How to scale to very large models? Modern large language models can have hundreds of layers. It’s impractical to have an independent, heavy explanation for each. We might need techniques to select important layers to explain (perhaps layers where big changes in the representation happen). Or use sparse explanation triggers (only produce detailed explanation when something notable occurs, otherwise default to briefer info). There’s also the question of whether our approach can handle models with billions of parameters, or if there are stability issues (e.g., if different layers encode entangled concepts, can our method disentangle them well enough for explanation?).

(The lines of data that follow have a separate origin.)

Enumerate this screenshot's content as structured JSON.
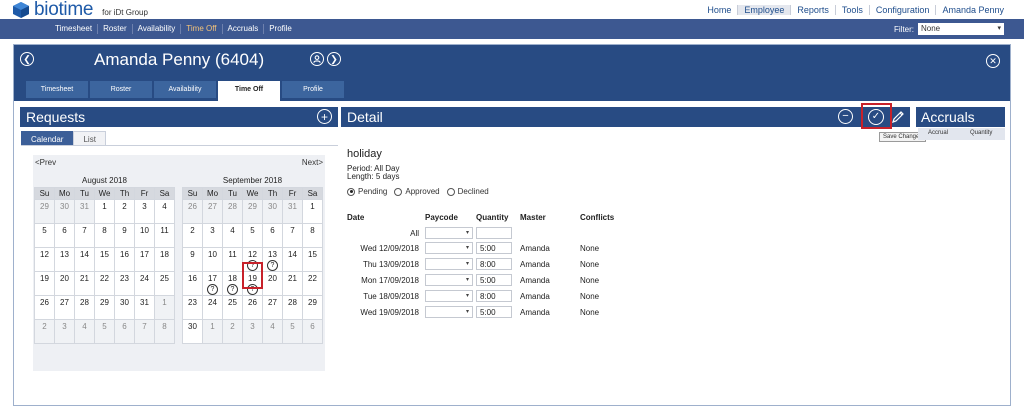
{
  "brand": {
    "name": "biotime",
    "sub": "for iDt Group",
    "color": "#1e5aa8"
  },
  "topnav": [
    "Home",
    "Employee",
    "Reports",
    "Tools",
    "Configuration",
    "Amanda Penny"
  ],
  "subnav": {
    "items": [
      "Timesheet",
      "Roster",
      "Availability",
      "Time Off",
      "Accruals",
      "Profile"
    ],
    "active": "Time Off"
  },
  "filter": {
    "label": "Filter:",
    "value": "None"
  },
  "employee": {
    "name": "Amanda Penny (6404)"
  },
  "emp_tabs": [
    "Timesheet",
    "Roster",
    "Availability",
    "Time Off",
    "Profile"
  ],
  "requests": {
    "title": "Requests",
    "view_tabs": [
      "Calendar",
      "List"
    ],
    "prev": "<Prev",
    "next": "Next>",
    "weekdays": [
      "Su",
      "Mo",
      "Tu",
      "We",
      "Th",
      "Fr",
      "Sa"
    ],
    "months": [
      {
        "title": "August 2018",
        "weeks": [
          [
            [
              "29",
              1
            ],
            [
              "30",
              1
            ],
            [
              "31",
              1
            ],
            [
              "1",
              0
            ],
            [
              "2",
              0
            ],
            [
              "3",
              0
            ],
            [
              "4",
              0
            ]
          ],
          [
            [
              "5",
              0
            ],
            [
              "6",
              0
            ],
            [
              "7",
              0
            ],
            [
              "8",
              0
            ],
            [
              "9",
              0
            ],
            [
              "10",
              0
            ],
            [
              "11",
              0
            ]
          ],
          [
            [
              "12",
              0
            ],
            [
              "13",
              0
            ],
            [
              "14",
              0
            ],
            [
              "15",
              0
            ],
            [
              "16",
              0
            ],
            [
              "17",
              0
            ],
            [
              "18",
              0
            ]
          ],
          [
            [
              "19",
              0
            ],
            [
              "20",
              0
            ],
            [
              "21",
              0
            ],
            [
              "22",
              0
            ],
            [
              "23",
              0
            ],
            [
              "24",
              0
            ],
            [
              "25",
              0
            ]
          ],
          [
            [
              "26",
              0
            ],
            [
              "27",
              0
            ],
            [
              "28",
              0
            ],
            [
              "29",
              0
            ],
            [
              "30",
              0
            ],
            [
              "31",
              0
            ],
            [
              "1",
              1
            ]
          ],
          [
            [
              "2",
              1
            ],
            [
              "3",
              1
            ],
            [
              "4",
              1
            ],
            [
              "5",
              1
            ],
            [
              "6",
              1
            ],
            [
              "7",
              1
            ],
            [
              "8",
              1
            ]
          ]
        ]
      },
      {
        "title": "September 2018",
        "weeks": [
          [
            [
              "26",
              1
            ],
            [
              "27",
              1
            ],
            [
              "28",
              1
            ],
            [
              "29",
              1
            ],
            [
              "30",
              1
            ],
            [
              "31",
              1
            ],
            [
              "1",
              0
            ]
          ],
          [
            [
              "2",
              0
            ],
            [
              "3",
              0
            ],
            [
              "4",
              0
            ],
            [
              "5",
              0
            ],
            [
              "6",
              0
            ],
            [
              "7",
              0
            ],
            [
              "8",
              0
            ]
          ],
          [
            [
              "9",
              0
            ],
            [
              "10",
              0
            ],
            [
              "11",
              0
            ],
            [
              "12",
              0,
              "?"
            ],
            [
              "13",
              0,
              "?"
            ],
            [
              "14",
              0
            ],
            [
              "15",
              0
            ]
          ],
          [
            [
              "16",
              0
            ],
            [
              "17",
              0,
              "?"
            ],
            [
              "18",
              0,
              "?"
            ],
            [
              "19",
              0,
              "?"
            ],
            [
              "20",
              0
            ],
            [
              "21",
              0
            ],
            [
              "22",
              0
            ]
          ],
          [
            [
              "23",
              0
            ],
            [
              "24",
              0
            ],
            [
              "25",
              0
            ],
            [
              "26",
              0
            ],
            [
              "27",
              0
            ],
            [
              "28",
              0
            ],
            [
              "29",
              0
            ]
          ],
          [
            [
              "30",
              0
            ],
            [
              "1",
              1
            ],
            [
              "2",
              1
            ],
            [
              "3",
              1
            ],
            [
              "4",
              1
            ],
            [
              "5",
              1
            ],
            [
              "6",
              1
            ]
          ]
        ]
      }
    ]
  },
  "detail": {
    "title": "Detail",
    "type": "holiday",
    "period": "Period:  All Day",
    "length": "Length: 5 days",
    "statuses": [
      {
        "label": "Pending",
        "checked": true
      },
      {
        "label": "Approved",
        "checked": false
      },
      {
        "label": "Declined",
        "checked": false
      }
    ],
    "columns": {
      "date": "Date",
      "paycode": "Paycode",
      "quantity": "Quantity",
      "master": "Master",
      "conflicts": "Conflicts"
    },
    "all_label": "All",
    "rows": [
      {
        "date": "Wed 12/09/2018",
        "quantity": "5:00",
        "master": "Amanda",
        "conflicts": "None"
      },
      {
        "date": "Thu 13/09/2018",
        "quantity": "8:00",
        "master": "Amanda",
        "conflicts": "None"
      },
      {
        "date": "Mon 17/09/2018",
        "quantity": "5:00",
        "master": "Amanda",
        "conflicts": "None"
      },
      {
        "date": "Tue 18/09/2018",
        "quantity": "8:00",
        "master": "Amanda",
        "conflicts": "None"
      },
      {
        "date": "Wed 19/09/2018",
        "quantity": "5:00",
        "master": "Amanda",
        "conflicts": "None"
      }
    ],
    "tooltip": "Save Changes"
  },
  "accruals": {
    "title": "Accruals",
    "col1": "Accrual",
    "col2": "Quantity"
  },
  "colors": {
    "header": "#284b83",
    "subnav": "#3d5891",
    "highlight": "#c7212a",
    "active_nav": "#f4c37a"
  }
}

Could models deceive their own sub-models? In an adversarial scenario, one might imagine a model learning to encode information in forms that the sub-model can’t easily interpret (if, say, the model “knows” it’s being watched and doesn’t want to reveal something). This is a somewhat far-fetched scenario for now, but as models get more agentic or trained with self-awareness, they might game the interpretability. Ensuring robust interpretation that can’t be tricked is an open problem (it touches on AI safety – making sure the AI can’t hide its true intentions).
User Understanding: Even if we produce explanations, will end-users (or even developers) always understand them? If an explanation says “Layer 7: activated a semantic induction head linking subject and object in the query,” that might confuse a non-expert. How do we translate our internal explanations into simpler terms or visualize them for different audiences? Perhaps a two-tier explanation, where a technical one is available for developers and a high-level one for users.
Generality: We have discussed mainly transformer encoders (like BERT) or decoders (like GPT). How would this work in other architectures? For RNNs (less used now, but conceptually), one could also apply layer-wise or time-step-wise sub-models. For non-NLP domains (reinforcement learning policies, for example), could an agent’s policy network layers be explained in terms of intermediate decisions or value estimates? If an RL agent has a vision module then a decision module, maybe those are natural layers to explain (“vision recognized an obstacle, decision layer chose to jump”). Extending these ideas to different AI systems will be important to make interpretability ubiquitous.

Realistic Optimism: In the near future, we anticipate researchers demonstrating layer-wise interpretability on more complex tasks and models, perhaps starting with medium-sized models where it’s tractable to label and evaluate the explanations. If successful, this approach can be one piece of the puzzle for trustworthy AI. It won’t solve everything – we still need good user experience design to present explanations, and rigorous validation – but it provides a technical pathway to illuminating the black box from inside out. Ultimately, the vision is that asking a transformer “What are you thinking?” will be a standard capability, and the transformer (through our sub-models) will answer by revealing its chain of thought in a way we can verify and understand. This would mark a significant paradigm shift from the opaque deep learning models of the past toward AI systems that expose their reasoning and earn our trust through transparency. We believe Layer-Wise Sub-Model interpretability is a promising step in that direction, and we encourage further exploration and refinement of this approach in the research community.